Friday, December 5, 2014

Russia vs. the US Chess Match - Who is winning?

As the chess match between the US and Russia drags on, a fair question to ask is 'Who is Winning?' The answer clearly depends on who is answering the question. Western media constantly spin it as Russia is losing due to the economic strains ramping up there as illustrated in this Bloomberg article or this Bloomberg article

Pro Russian media prefer to emphasize the longer term ramifications of European reliance on Russia for energy as seen in this article. In this article, the head of the Russian Spy Agency bluntly accuses the US of conspiring to drop oil prices to pressure the ruble and to oust Putin from power.

Then we have western hard asset advocates who seem to cheer for Russia and promote the idea that Putin is masterminding a long term "trap" using gold as his leverage as seen in this article. So who is winning?

The question is really impossible to answer. Since we don't have access to the private information that nations have, we can't know who is likely to prevail over time in this chess match. There are some reports that the economic strains showing up in Russia now are causing some unrest in the country as noted in this article. It is also clear that the ruble is suffering a severe devaluation that hits the general public in the form of sharply higher prices. And falling oil prices will put pressure on the nations budget and ability to continue to build up reserves (to keep buying gold).

On the other hand, Mr. Putin was surely aware of all this when he made his decisions to annex the Crimea and oppose the western installed government in the Ukraine. We can be pretty sure he has factored in all the problems Russia will face and has concluded that he can outlast the US eventually. It is clear that Russia views the building up of gold reserves as a key to their long term strategy in the game. He is counting on the Russian public to stay behind him regardless of whatever short term pain they have to endure as the game plays out. He has a strong ally in China and the other BRICS nations.

The outcome of this chess match is truly unpredictable right now. It will depend on who can outlast the other the best. And it could easily end up in stalemate where no one really "wins".

In 2015, that will be something to watch for. Are the BRICS (led by an aggressive Russia) really interested in a fight with the west that leads to a genuine split between them? Or are they just bluffing to gain more leverage within the present international financial system at the IMF? 

We will follow it here and it will probably get a lot clearer in 2015 as both sides have to make their moves on the board eventually with both sides feeling economic pressure (deflation in the west, inflation in Russia). How the IMF handles the SDR basket of currencies will be one key to watch (adding the yuan, but what about the ruble?). Also, what other "alternative options" might the IMF turn to if its 2010 reforms don't pass?

How this all plays out will impact how the global monetary system changes which is why we will follow it here in 2015 and beyond.

Added note: After I wrote the initial version of this article Mr. Putin gave a speech in which it appears he is calling for a bailout for troubled Russian banks. And he granted a tax amnesty for money coming into Russia from out of the country. Both of these seem to indicate stress on the system in Russia.
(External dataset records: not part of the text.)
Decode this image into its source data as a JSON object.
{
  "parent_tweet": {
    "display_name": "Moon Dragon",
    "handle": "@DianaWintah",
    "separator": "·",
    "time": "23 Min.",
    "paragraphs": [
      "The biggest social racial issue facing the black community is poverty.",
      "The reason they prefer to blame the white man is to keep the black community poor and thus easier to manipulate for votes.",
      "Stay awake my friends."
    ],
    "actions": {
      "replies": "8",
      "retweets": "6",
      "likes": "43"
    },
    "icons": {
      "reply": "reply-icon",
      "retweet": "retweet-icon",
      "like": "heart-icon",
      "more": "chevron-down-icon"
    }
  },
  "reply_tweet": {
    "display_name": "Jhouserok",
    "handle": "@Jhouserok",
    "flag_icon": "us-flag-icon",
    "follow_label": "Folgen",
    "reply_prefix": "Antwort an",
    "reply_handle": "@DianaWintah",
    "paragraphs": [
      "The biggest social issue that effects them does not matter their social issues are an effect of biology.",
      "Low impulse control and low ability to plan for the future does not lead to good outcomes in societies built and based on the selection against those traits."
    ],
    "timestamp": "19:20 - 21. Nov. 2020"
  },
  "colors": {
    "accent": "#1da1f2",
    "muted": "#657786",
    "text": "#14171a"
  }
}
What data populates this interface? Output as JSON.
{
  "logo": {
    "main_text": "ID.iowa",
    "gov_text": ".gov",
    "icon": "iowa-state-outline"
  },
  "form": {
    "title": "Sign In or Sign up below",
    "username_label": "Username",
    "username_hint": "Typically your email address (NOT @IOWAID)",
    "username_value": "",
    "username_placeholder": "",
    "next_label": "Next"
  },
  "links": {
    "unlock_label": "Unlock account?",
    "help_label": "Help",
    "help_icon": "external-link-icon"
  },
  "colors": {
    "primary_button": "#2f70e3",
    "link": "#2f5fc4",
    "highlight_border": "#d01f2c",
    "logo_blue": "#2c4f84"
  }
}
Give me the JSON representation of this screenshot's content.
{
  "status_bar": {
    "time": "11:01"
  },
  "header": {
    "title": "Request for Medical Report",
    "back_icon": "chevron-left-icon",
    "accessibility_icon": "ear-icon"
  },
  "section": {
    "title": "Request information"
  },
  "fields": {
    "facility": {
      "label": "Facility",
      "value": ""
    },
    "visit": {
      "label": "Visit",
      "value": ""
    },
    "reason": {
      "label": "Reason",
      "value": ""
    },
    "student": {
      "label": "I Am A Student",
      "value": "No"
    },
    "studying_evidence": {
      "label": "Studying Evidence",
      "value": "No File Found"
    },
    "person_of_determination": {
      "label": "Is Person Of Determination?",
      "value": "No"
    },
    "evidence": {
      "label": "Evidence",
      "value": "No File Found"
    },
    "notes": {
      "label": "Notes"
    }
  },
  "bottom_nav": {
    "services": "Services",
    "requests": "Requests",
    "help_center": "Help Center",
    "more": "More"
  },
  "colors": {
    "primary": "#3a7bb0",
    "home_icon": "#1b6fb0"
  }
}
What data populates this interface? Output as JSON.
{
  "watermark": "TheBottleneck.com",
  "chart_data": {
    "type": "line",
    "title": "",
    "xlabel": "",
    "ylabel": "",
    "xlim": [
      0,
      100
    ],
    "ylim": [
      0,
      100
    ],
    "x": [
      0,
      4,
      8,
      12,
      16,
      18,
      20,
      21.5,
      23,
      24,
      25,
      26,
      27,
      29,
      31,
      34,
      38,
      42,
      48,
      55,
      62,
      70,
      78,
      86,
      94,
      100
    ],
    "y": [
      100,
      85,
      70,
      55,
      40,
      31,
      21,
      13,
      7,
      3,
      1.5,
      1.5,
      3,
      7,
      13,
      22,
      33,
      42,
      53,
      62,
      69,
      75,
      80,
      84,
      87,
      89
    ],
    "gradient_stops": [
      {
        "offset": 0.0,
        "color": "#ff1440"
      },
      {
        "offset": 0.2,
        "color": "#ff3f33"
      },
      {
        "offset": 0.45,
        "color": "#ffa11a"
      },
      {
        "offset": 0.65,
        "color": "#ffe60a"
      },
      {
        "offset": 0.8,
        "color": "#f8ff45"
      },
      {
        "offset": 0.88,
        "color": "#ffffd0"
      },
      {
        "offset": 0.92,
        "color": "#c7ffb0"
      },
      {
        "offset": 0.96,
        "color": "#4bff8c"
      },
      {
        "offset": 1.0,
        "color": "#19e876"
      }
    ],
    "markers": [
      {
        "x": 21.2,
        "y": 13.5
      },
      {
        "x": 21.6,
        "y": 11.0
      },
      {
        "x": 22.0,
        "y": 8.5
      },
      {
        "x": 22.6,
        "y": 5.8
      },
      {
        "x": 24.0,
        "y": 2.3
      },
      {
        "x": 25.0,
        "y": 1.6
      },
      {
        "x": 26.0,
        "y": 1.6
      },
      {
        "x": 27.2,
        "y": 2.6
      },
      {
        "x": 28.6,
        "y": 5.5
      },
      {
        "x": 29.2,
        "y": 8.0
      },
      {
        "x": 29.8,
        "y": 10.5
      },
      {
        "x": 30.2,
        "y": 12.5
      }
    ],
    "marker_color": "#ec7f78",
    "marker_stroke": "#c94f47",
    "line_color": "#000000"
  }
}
Here is an interview Jim Rickards did on CNBC talking about this. He thinks Russia will be OK longer term despite the problems right now. He even said he is looking at Russia as a possible place to invest if they hit bottom sooner than the rest of the world. He added it may be early for that, but he is watching it. He also thinks oil will bottom out at around $60. Interestingly, this is also the price I mentioned in my blog post the other day on the oil price drop that weaker, more leveraged producers might run into problems. So it will be interesting for sure to see if it stays at $60 or above.

There is so much happening related to this story that I have had to update this article several times since I first wrote it on Tuesday.